Al cabo de una hora, y tras un descanso rematado con la comida que llevaban, pasaron a lo que llamaban instrucción para el combate en asociación. Yamen les había explicado que ese era el nombre que le daba su padre, quien consideraba que tácticamente se debían seguir unas normas cuando se combatía en grupo, en especial si se hacía ante un enemigo superior en número. Consistía en defenderse y atacar como una unidad, y hacerlo sin mostrar fisuras y mostrando una confianza absoluta en los compañeros. En esa confianza y en los automatismos de los movimientos residía la clave del éxito. Cualquier vacilación y cualquier torpeza conducía a la derrota, y una derrota en la mayoría de los casos equivalía a caer prisionero o herido. Al parecer el padre de Yamen invariablemente se refería a caer herido, nunca empleaba la palabra muerto. Hacerlo, solía decir, trae mala suerte, es como invocar a la vieja señora de negro, la de las visitas definitivas. Aquella mañana Yamen había propuesto ordenarse y manejar los espacios siguiendo las formas de un círculo que variaba a rectángulo o cuadrado con dos elementos en el interior o a un triángulo en cuyos vértices, espalda con espalda, se colocaban dos de ellos. Lo ejecutaban de una forma flexible, rápida, avanzando y retrocediendo, reforzando los frentes y protegiendo las espaldas. Orden, firmeza y confianza, repetía Yamen en su papel de instructor hasta provocar las bromas de sus amigos. Los golpes, las respiraciones e incluso los gritos y alguna risa resonaban en el silencio del bosque como aldabonazos desordenados, inarmónicos y en el fondo juveniles. Antes de finalizar la figura se dividía en dos triángulos concéntricos. En el exterior, Arlot, Yúvol y Yamen, en el interior, los gemelos y Vento. Triste, al que le costaba seguir físicamente según qué maniobras, en especial durante un periodo de tiempo prolongado, se mantenía honda en mano en el centro, como si protegiera de posibles fisuras la formación. Rotaban los triángulos para enfrentarse y desorientar al potencial rival componiendo un peculiar baile al que le daba el compás el amortiguado eco de los pasos puntualizado por el metálico entrechocar de las espadas.

Finalizaron con el sol en lo alto y un grupo de nubes casi transparentes acercándose por el sur. Jadeando, bañados en sudor a pesar de la templanza del día, apoyados en las espadas a modo de bastón con la excepción de Yúvol que lo hacía sobre una maza de hierro con la cabeza ovalada, y Vento que empleaba una espada demasiado corta para hacerlo.
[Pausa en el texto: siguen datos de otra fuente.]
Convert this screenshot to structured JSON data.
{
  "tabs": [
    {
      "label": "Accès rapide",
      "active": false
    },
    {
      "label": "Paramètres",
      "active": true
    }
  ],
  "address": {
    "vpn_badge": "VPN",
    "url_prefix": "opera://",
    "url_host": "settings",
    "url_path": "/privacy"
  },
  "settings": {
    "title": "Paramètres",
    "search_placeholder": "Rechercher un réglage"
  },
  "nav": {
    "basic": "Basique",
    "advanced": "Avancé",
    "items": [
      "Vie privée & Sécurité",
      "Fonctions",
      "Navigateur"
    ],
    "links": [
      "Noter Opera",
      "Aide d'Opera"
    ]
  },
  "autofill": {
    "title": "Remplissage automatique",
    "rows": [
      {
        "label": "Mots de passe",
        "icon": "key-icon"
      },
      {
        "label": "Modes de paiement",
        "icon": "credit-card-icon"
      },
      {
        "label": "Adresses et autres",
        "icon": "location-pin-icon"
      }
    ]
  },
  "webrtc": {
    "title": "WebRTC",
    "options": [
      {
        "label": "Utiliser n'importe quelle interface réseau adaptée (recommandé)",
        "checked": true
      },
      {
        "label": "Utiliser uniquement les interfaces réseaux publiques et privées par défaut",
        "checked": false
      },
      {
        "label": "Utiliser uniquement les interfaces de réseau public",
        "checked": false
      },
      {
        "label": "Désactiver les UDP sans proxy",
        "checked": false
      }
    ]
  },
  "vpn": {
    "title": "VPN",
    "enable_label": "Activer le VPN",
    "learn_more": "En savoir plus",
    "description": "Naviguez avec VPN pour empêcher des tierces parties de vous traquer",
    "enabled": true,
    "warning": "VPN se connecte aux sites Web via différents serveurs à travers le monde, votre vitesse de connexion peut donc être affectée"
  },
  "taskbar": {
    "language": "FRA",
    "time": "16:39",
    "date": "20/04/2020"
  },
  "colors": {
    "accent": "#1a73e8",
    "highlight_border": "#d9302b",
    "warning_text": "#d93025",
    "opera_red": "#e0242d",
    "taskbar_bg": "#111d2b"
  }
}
Uno porque admitía ser más fuerte que hábil y no andaba desencaminado, al menos en cuanto a la eficiencia, puesto que sus golpes resultaban demoledores si empleaba toda su fuerza. En las prácticas empleaba la maza del revés, con la cabeza junto a las manos y el mango a modo de espada. El otro, Vento, esgrimía la razones contrarias. En su caso la habilidad superaba a la fuerza, sin ser esta desdeñable en absoluto. Su agilidad y rapidez de movimientos le convertían en un contrincante difícil. Arlot, por su parte, no tardó en cambiar la postura y colocar su espada sobre las palmas de las manos a la altura de su cintura. La estudiaba con suma atención, como si buscara en ella lo que no conseguía precisar con claridad. Las únicas ideas que conseguía hilvanar giraban alrededor del trabajo, tan admirable, de su padrastro y la sensación de incredulidad. Pero sí, aquel arma le pertenecía. En estas estaban cuando irrumpió en escena el sacerdote, Páter.